Despite how difficult it may be to exit this maze? Her mother continued without prompting. “We will still be able to get out safe and sound! Don’t you worry.”
“Yeah, enough about that! Let’s look at this cool inner tunnel!” And they let her down so Abeni could walk with her hands holding theirs’ again. Taking her through a tunnel with an enormous opening at the end. So...that must be the centre of the maze!
It was a beautifully long, well-lit tunnel. Compared to the smaller and barer middle and outer tunnels, this inner one was differentiated by the sky-high walls, little flowers growing in the cracks and her memory of how they got there. It was a whole new place to explore that she had never been to before. How exciting!
Oh! What’s that round thing over there?
“Is that a creature?” Abeni pointed to a weird-looking lamp-shaped plant with a large top and a rectangular bottom.
“No,” her mother giggled with warmth emanating from her eyes as she tightened her grip on Abeni’s hand. “That’s a fungus. It’s called a mushroom. Your father wants to start adding them to his stews.”
The white-haired girl gestured to a wet slab of dark green goop. What about that then? “Is that plant a creature?”
“No,” Her father teased. “maybe we need to check if your eyes are functioning properly, honey. That’s a piece of moss. The creatures you’re thinking about are much bigger than us. They are called ẹda. ‘Amon ẹda’ in Yoruba when we are talking about more than one. Not that you’ll ever see one.”
“I think she got her curiosity from you, darling,” her mother smiled, leaning in to kiss her father’s cheek before gently nudging Abeni forward to the group of plants in the cracks. “Go on, baby. Why not look one more time? This is probably as far as we’ll go, so you may as well learn about these plants while we’re here, right?”

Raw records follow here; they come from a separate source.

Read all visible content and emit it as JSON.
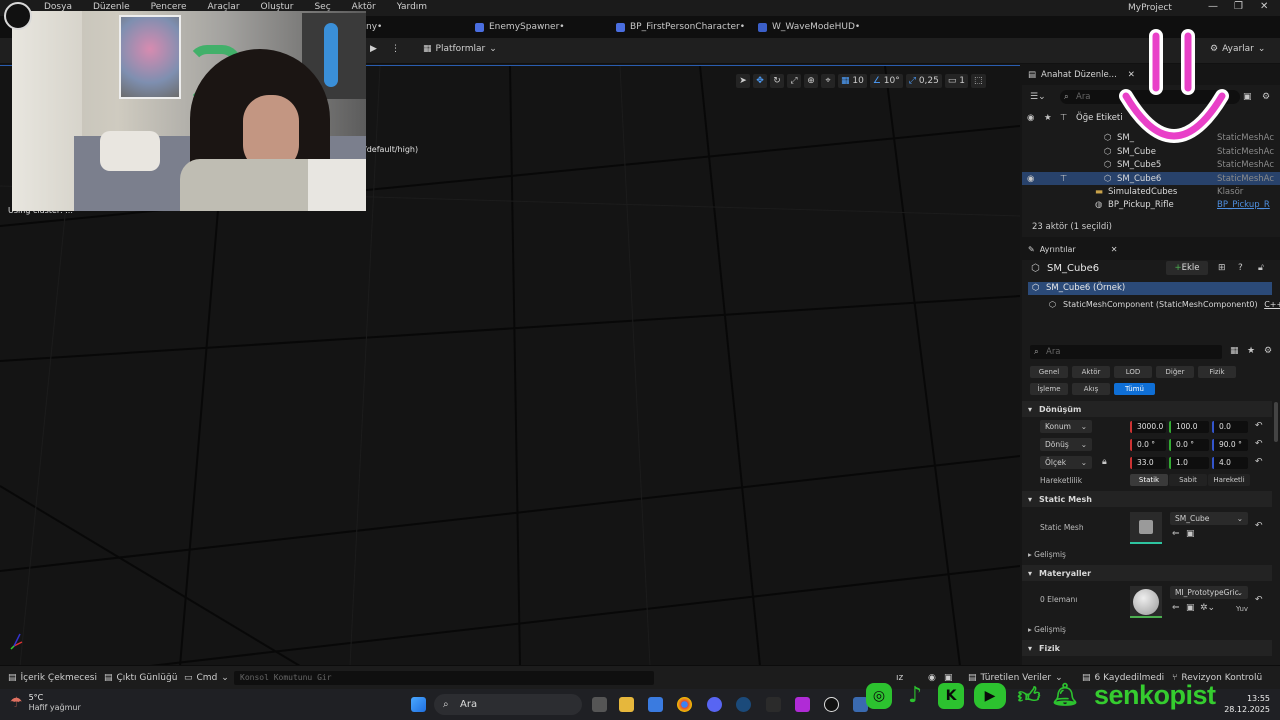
{
  "menu": [
    "Dosya",
    "Düzenle",
    "Pencere",
    "Araçlar",
    "Oluştur",
    "Seç",
    "Aktör",
    "Yardım"
  ],
  "project_name": "MyProject",
  "tabs": [
    {
      "label": "EnemySpawner•"
    },
    {
      "label": "BP_FirstPersonCharacter•"
    },
    {
      "label": "W_WaveModeHUD•"
    }
  ],
  "tab_partial": "ny•",
  "toolbar": {
    "platforms": "Platformlar",
    "settings": "Ayarlar"
  },
  "viewport": {
    "grid_snap": "10",
    "rot_snap": "10°",
    "scale_snap": "0,25",
    "camera_speed": "1",
    "stat_line": "/default/high)",
    "stat_partial": "Using cluster: ..."
  },
  "outliner": {
    "title": "Anahat Düzenle...",
    "search_placeholder": "Ara",
    "col_label": "Öğe Etiketi",
    "rows": [
      {
        "name": "SM_",
        "type": "StaticMeshAc"
      },
      {
        "name": "SM_Cube",
        "type": "StaticMeshAc"
      },
      {
        "name": "SM_Cube5",
        "type": "StaticMeshAc"
      },
      {
        "name": "SM_Cube6",
        "type": "StaticMeshAc"
      },
      {
        "name": "SimulatedCubes",
        "type": "Klasör"
      },
      {
        "name": "BP_Pickup_Rifle",
        "type": "BP_Pickup_R"
      }
    ],
    "count": "23 aktör (1 seçildi)"
  },
  "details": {
    "title": "Ayrıntılar",
    "actor": "SM_Cube6",
    "add": "Ekle",
    "instance": "SM_Cube6 (Örnek)",
    "component": "StaticMeshComponent (StaticMeshComponent0)",
    "component_suffix": "C++",
    "search_placeholder": "Ara",
    "filters_row1": [
      "Genel",
      "Aktör",
      "LOD",
      "Diğer",
      "Fizik"
    ],
    "filters_row2": [
      "İşleme",
      "Akış",
      "Tümü"
    ],
    "transform_header": "Dönüşüm",
    "location_label": "Konum",
    "location": [
      "3000.0",
      "100.0",
      "0.0"
    ],
    "rotation_label": "Dönüş",
    "rotation": [
      "0.0 °",
      "0.0 °",
      "90.0 °"
    ],
    "scale_label": "Ölçek",
    "scale": [
      "33.0",
      "1.0",
      "4.0"
    ],
    "mobility_label": "Hareketlilik",
    "mobility": [
      "Statik",
      "Sabit",
      "Hareketli"
    ],
    "static_mesh_header": "Static Mesh",
    "static_mesh_label": "Static Mesh",
    "static_mesh_value": "SM_Cube",
    "advanced": "Gelişmiş",
    "materials_header": "Materyaller",
    "element_label": "0 Elemanı",
    "material_value": "MI_PrototypeGric",
    "material_suffix": "Yuv",
    "advanced2": "Gelişmiş",
    "physics_header": "Fizik"
  },
  "bottombar": {
    "content_drawer": "İçerik Çekmecesi",
    "output_log": "Çıktı Günlüğü",
    "cmd": "Cmd",
    "console_placeholder": "Konsol Komutunu Gir",
    "derived_data": "Türetilen Veriler",
    "unsaved": "6 Kaydedilmedi",
    "revision": "Revizyon Kontrolü",
    "partial": "ız"
  },
  "taskbar": {
    "temp": "5°C",
    "weather": "Hafif yağmur",
    "search": "Ara",
    "time": "13:55",
    "date": "28.12.2025"
  },
  "overlay": {
    "brand": "senkopist"
  }
}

“Hm,” Abeni sorted through the small collection of plant life with genuine curiosity. The free-growing leaves and the fungi that were clearly being nibbled on by the little animals before they got here. It was all so natural. Unlike in the village, where everything was bought and sold at a market stall.
Her mother was right, what better day than her thirteenth birthday to learn about the tasty food her parents always make...was what Abeni thought just as she spotted the eery sight of something peeking out of the darkness up ahead. A sight that she would never forget.
The sight of a deranged being, five times the size of her father, looking in from the open space at the end of the tunnel, baring its sharp teeth and nails at them. It was a sign of aggression, a sign of a fight, a sign that her birthday celebrations would be put to a halt. Permanently.
And in that moment, when Abeni watched her parents’ expressions fall with fear, she realised that that must be a creature.